The first piece Eliane Radigue ever composed on a modular synthesizer, Chry-ptus was realised in 1971 on a Buchla 100 - the same one Morton Subotnick had recently installed at New York University. Conceived as two simultaneous tapes intended to be played together with or without synchronisation, the work produces, on each new realisation, a different play of sub-harmonics and overtones, slight shifts in amplitude and location altering the surface while leaving the underlying structure intact. Three variations were performed at the New York Cultural Center that same year, on the occasion of Radigue's first concert in the city, 6 April 1971, alongside a text by the painter Paul Jenkins, whose watercolour also adorns the cover.
The 2007 Schoolmap edition gathers the original 1971 recordings of Chry-ptus I and Chry-ptus II across two CDs, alongside two later realisations - a 2001 version made by Radigue with Stefano Bassanese at CCMIX in Paris, and a 2006 version performed by Giuseppe Ielasi in Milano. Each track can be played alongside any of the others, and the result is a small architecture of permutations, every listening a slightly different room within the same building.
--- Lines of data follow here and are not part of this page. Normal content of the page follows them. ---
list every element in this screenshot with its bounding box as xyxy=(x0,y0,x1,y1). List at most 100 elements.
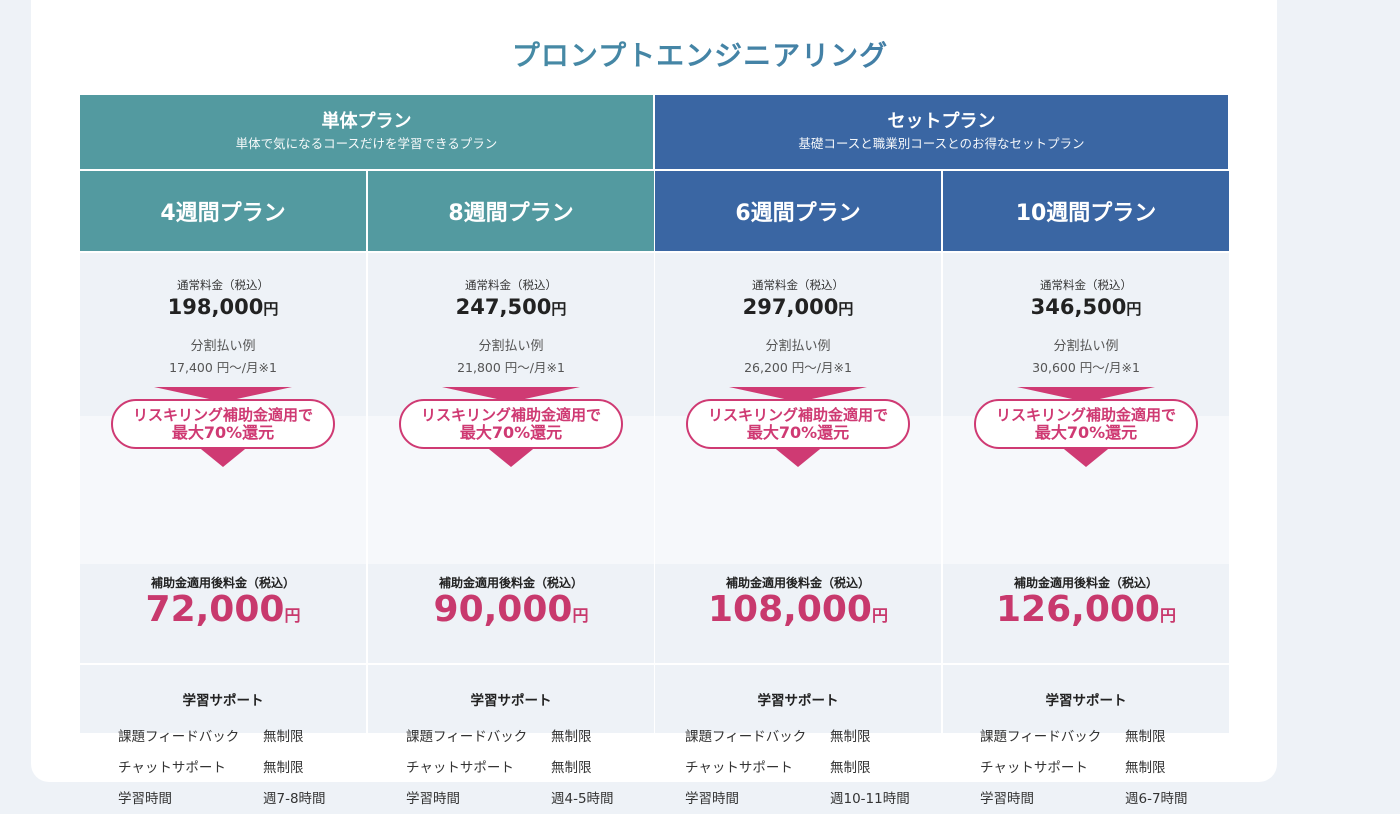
yen-unit: 円 xyxy=(263,300,279,318)
group-header-single: 単体プラン 単体で気になるコースだけを学習できるプラン xyxy=(80,95,653,169)
subsidy-badge: リスキリング補助金適用で 最大70%還元 xyxy=(111,399,335,449)
yen-unit: 円 xyxy=(551,300,567,318)
subsidized-price: 126,000円 xyxy=(943,589,1229,630)
subsidy-arrow-top xyxy=(442,387,580,402)
subsidized-price: 72,000円 xyxy=(80,589,366,630)
subsidized-price-label: 補助金適用後料金（税込） xyxy=(1013,576,1158,590)
subsidy-arrow-top xyxy=(1017,387,1155,402)
subsidy-badge: リスキリング補助金適用で 最大70%還元 xyxy=(974,399,1198,449)
subsidy-badge-line2: 最大70%還元 xyxy=(459,423,563,442)
group-header-set: セットプラン 基礎コースと職業別コースとのお得なセットプラン xyxy=(655,95,1228,169)
installment-value: 21,800 円〜/月※1 xyxy=(457,360,565,375)
installment-value: 26,200 円〜/月※1 xyxy=(744,360,852,375)
support-title: 学習サポート xyxy=(182,693,264,709)
support-title: 学習サポート xyxy=(470,693,552,709)
subsidized-price-value: 90,000 xyxy=(433,589,573,630)
support-key: チャットサポート xyxy=(685,760,793,776)
subsidy-arrow-bottom xyxy=(771,445,825,467)
subsidy-arrow-top xyxy=(154,387,292,402)
group-description: 基礎コースと職業別コースとのお得なセットプラン xyxy=(798,136,1085,151)
plan-header-10-weeks: 10週間プラン xyxy=(943,171,1229,251)
support-value: 週10-11時間 xyxy=(830,791,910,807)
regular-price: 297,000円 xyxy=(655,295,941,319)
support-key: 課題フィードバック xyxy=(685,729,807,745)
subsidy-badge: リスキリング補助金適用で 最大70%還元 xyxy=(399,399,623,449)
yen-unit: 円 xyxy=(838,300,854,318)
installment-value: 17,400 円〜/月※1 xyxy=(169,360,277,375)
support-value: 無制限 xyxy=(263,760,304,776)
regular-price-label: 通常料金（税込） xyxy=(1040,278,1132,292)
divider xyxy=(943,663,1229,665)
subsidized-price: 90,000円 xyxy=(368,589,654,630)
subsidized-price-value: 108,000 xyxy=(708,589,872,630)
support-key: 課題フィードバック xyxy=(406,729,528,745)
plan-column-8-weeks: 通常料金（税込） 247,500円 分割払い例 21,800 円〜/月※1 リス… xyxy=(368,253,654,807)
support-value: 無制限 xyxy=(551,760,592,776)
regular-price-value: 198,000 xyxy=(167,295,264,319)
subsidized-price-value: 72,000 xyxy=(145,589,285,630)
yen-unit: 円 xyxy=(871,606,888,625)
installment-label: 分割払い例 xyxy=(1053,339,1119,354)
support-key: 課題フィードバック xyxy=(980,729,1102,745)
subsidy-badge-line2: 最大70%還元 xyxy=(746,423,850,442)
group-description: 単体で気になるコースだけを学習できるプラン xyxy=(235,136,498,151)
subsidized-price-value: 126,000 xyxy=(996,589,1160,630)
plan-column-4-weeks: 通常料金（税込） 198,000円 分割払い例 17,400 円〜/月※1 リス… xyxy=(80,253,366,807)
plan-header-8-weeks: 8週間プラン xyxy=(368,171,654,251)
regular-price-label: 通常料金（税込） xyxy=(465,278,557,292)
subsidy-arrow-bottom xyxy=(1059,445,1113,467)
subsidized-price-label: 補助金適用後料金（税込） xyxy=(150,576,295,590)
support-key: 学習時間 xyxy=(118,791,172,807)
subsidized-price: 108,000円 xyxy=(655,589,941,630)
installment-label: 分割払い例 xyxy=(765,339,831,354)
support-value: 週6-7時間 xyxy=(1125,791,1188,807)
regular-price-value: 297,000 xyxy=(742,295,839,319)
support-value: 無制限 xyxy=(263,729,304,745)
subsidy-arrow-top xyxy=(729,387,867,402)
support-value: 週4-5時間 xyxy=(551,791,614,807)
subsidized-price-label: 補助金適用後料金（税込） xyxy=(438,576,583,590)
support-title: 学習サポート xyxy=(757,693,839,709)
subsidy-arrow-bottom xyxy=(196,445,250,467)
support-key: チャットサポート xyxy=(406,760,514,776)
regular-price: 198,000円 xyxy=(80,295,366,319)
subsidy-badge-line1: リスキリング補助金適用で xyxy=(707,406,888,424)
divider xyxy=(80,663,366,665)
plan-header-4-weeks: 4週間プラン xyxy=(80,171,366,251)
support-key: 学習時間 xyxy=(685,791,739,807)
yen-unit: 円 xyxy=(284,606,301,625)
support-value: 無制限 xyxy=(551,729,592,745)
support-value: 無制限 xyxy=(1125,729,1166,745)
subsidy-badge-line2: 最大70%還元 xyxy=(171,423,275,442)
installment-label: 分割払い例 xyxy=(478,339,544,354)
support-key: 学習時間 xyxy=(980,791,1034,807)
yen-unit: 円 xyxy=(572,606,589,625)
group-name: 単体プラン xyxy=(321,111,412,132)
yen-unit: 円 xyxy=(1159,606,1176,625)
support-value: 週7-8時間 xyxy=(263,791,326,807)
support-value: 無制限 xyxy=(830,760,871,776)
regular-price-value: 346,500 xyxy=(1030,295,1127,319)
regular-price-value: 247,500 xyxy=(455,295,552,319)
regular-price: 346,500円 xyxy=(943,295,1229,319)
subsidy-badge-line1: リスキリング補助金適用で xyxy=(995,406,1176,424)
installment-label: 分割払い例 xyxy=(190,339,256,354)
support-key: チャットサポート xyxy=(118,760,226,776)
plan-column-10-weeks: 通常料金（税込） 346,500円 分割払い例 30,600 円〜/月※1 リス… xyxy=(943,253,1229,807)
regular-price-label: 通常料金（税込） xyxy=(752,278,844,292)
installment-value: 30,600 円〜/月※1 xyxy=(1032,360,1140,375)
pricing-table: 単体プラン 単体で気になるコースだけを学習できるプラン セットプラン 基礎コース… xyxy=(80,95,1229,807)
regular-price: 247,500円 xyxy=(368,295,654,319)
subsidy-badge-line2: 最大70%還元 xyxy=(1034,423,1138,442)
subsidy-arrow-bottom xyxy=(484,445,538,467)
support-value: 無制限 xyxy=(830,729,871,745)
plan-header-6-weeks: 6週間プラン xyxy=(655,171,941,251)
divider xyxy=(368,663,654,665)
subsidized-price-label: 補助金適用後料金（税込） xyxy=(725,576,870,590)
support-key: チャットサポート xyxy=(980,760,1088,776)
subsidy-badge: リスキリング補助金適用で 最大70%還元 xyxy=(686,399,910,449)
divider xyxy=(655,663,941,665)
page-title: プロンプトエンジニアリング xyxy=(0,34,1400,74)
yen-unit: 円 xyxy=(1126,300,1142,318)
group-name: セットプラン xyxy=(887,111,996,132)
Before the long ARP 2500 works on which her reputation now largely rests, this was where it began. Radigue alone with a Buchla, working with the patience of a chemist - she would later describe spending the first months simply eliminating everything she did not want, keeping a notebook in which she tried to develop a notational system resembling chemical formulae. Issued in an edition of 1000 copies. A foundational document.